相続する財産が少なければ税率も低いのですが、何億もの財産となると税率は40~55%と高くなるので、多くの相続税を支払う必要があります。

では、他の国の相続税はどのような税率なのでしょうか。

相続税の負担率

主要国の相続税の負担率は以下となります。

主要国の相続税の負担率

≪画像元:財務省HP

配偶者、子ども2人が相続した場合の相続税負担率を比較しています。

他の国と比べて日本の相続税負担率が高いことがわかります。

他の国と比べて日本の相続税負担率が高い

日本の相続税率は最高55%と非常に高くなっています。

また、世界には相続税がない国もあります。

もともと相続税がない

・ イタリア
・ オーストラリア
・ ニュージーランド

相続税を廃止した

・ 北欧諸国
・ シンガポール

などがあります。

各国により相続税に関する考え方は異なります。

日本のように、所得格差を解消する手段として累進課税型の相続税としている国や、シンガポールのように、富裕層の海外への流出を防ぎ、かつ富裕層を海外から呼び込むため相続税を廃止した国もあります。

富裕層の海外移住の状況

平成29年度、「所得税法等の一部を改正する等の法律」が成立しました。

これにより、国外財産に対する相続税・贈与税の納税義務の範囲の見直しがされています。

従来の税制では、

資産を渡す人(親など)と相続する人(子どもなど)の両方が移住して5年以上暮らしていれば、日本の相続税や贈与税の対象外

となりました。

ところが、改正により海外居住期間を10年とする延長措置がされました。

相続税の低い国や、相続税のない国への移住は増えていましたが、税制の改正により、海外移住をあきらめて日本に帰国する人も増えているそうです。

相続税対策をふまえた資産形成

このように、海外移住や資産を海外へ移すなどで節税対策を行う人が散見されれば、日本は税制改正を進めて、税金を納める人が減らないよう対策を行います。

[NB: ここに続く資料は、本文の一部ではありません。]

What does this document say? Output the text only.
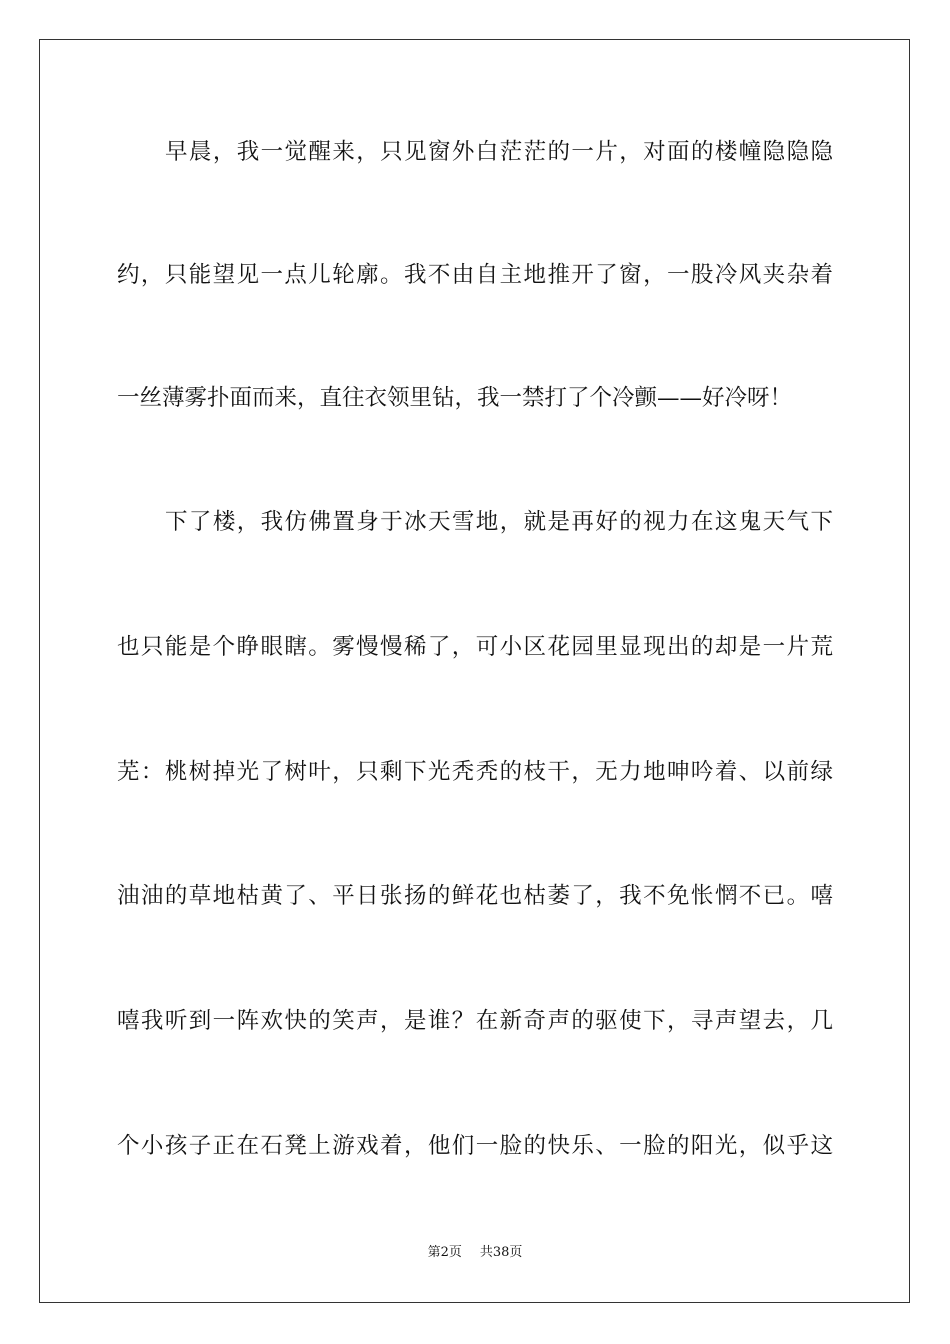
早晨，我一觉醒来，只见窗外白茫茫的一片，对面的楼幢隐隐隐
约，只能望见一点儿轮廓。我不由自主地推开了窗，一股冷风夹杂着
一丝薄雾扑面而来，直往衣领里钻，我一禁打了个冷颤——好冷呀！
下了楼，我仿佛置身于冰天雪地，就是再好的视力在这鬼天气下
也只能是个睁眼瞎。雾慢慢稀了，可小区花园里显现出的却是一片荒
芜：桃树掉光了树叶，只剩下光秃秃的枝干，无力地呻吟着、以前绿
油油的草地枯黄了、平日张扬的鲜花也枯萎了，我不免怅惘不已。嘻
嘻我听到一阵欢快的笑声，是谁？在新奇声的驱使下，寻声望去，几
个小孩子正在石凳上游戏着，他们一脸的快乐、一脸的阳光，似乎这
第2页 共38页
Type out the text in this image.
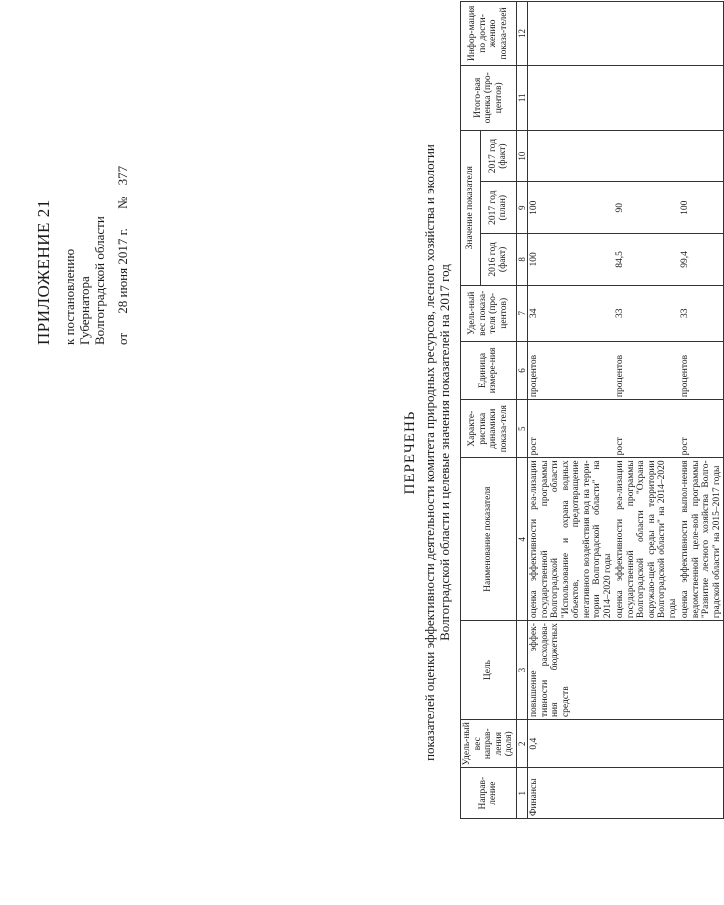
ПРИЛОЖЕНИЕ 21 к постановлению Губернатора Волгоградской области от 28 июня 2017 г. № 377
ПЕРЕЧЕНЬ показателей оценки эффективности деятельности комитета природных ресурсов, лесного хозяйства и экологии Волгоградской области и целевые значения показателей на 2017 год
Направ-ление	Удель-ный вес направ-ления (доля)	Цель	Наименование показателя	Характе-ристика динамики показа-теля	Единица измере-ния	Удель-ный вес показа-теля (про-центов)	Значение показателя			Итого-вая оценка (про-центов)	Инфор-мация по дости-жению показа-телей
							2016 год (факт)	2017 год (план)	2017 год (факт)		
1	2	3	4	5	6	7	8	9	10	11	12
Финансы	0,4	повышение эффек-тивности расходова-ния бюджетных средств	оценка эффективности реа-лизации государственной программы Волгоградской области "Использование и охрана водных объектов, предотвращение негативного воздействия вод на терри-тории Волгоградской области" на 2014–2020 годы	рост	процентов	34	100	100			
			оценка эффективности реа-лизации государственной программы Волгоградской области "Охрана окружаю-щей среды на территории Волгоградской области" на 2014–2020 годы	рост	процентов	33	84,5	90			
			оценка эффективности выпол-нения ведомственной целе-вой программы "Развитие лесного хозяйства Волго-градской области" на 2015–2017 годы	рост	процентов	33	99,4	100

その為、節税だけでなく、その他の対策により資産形成しておくことが必要です。

例えば、所有資産を相続税の評価額を下げられる資産に分散したり、非課税枠で暦年贈与を長期間行ったり、日本の制度内で対策できることもあります。

資産形成や資産継承は短期ではなく、長期計画で行うことも重要です。

海外から帰国されると、日本の環境の良さや、食文化に改めて感動されるかたも多いのではないでしょうか。

やはり、最終的には生まれ故郷の日本で暮らしたいというかたも少なくありません。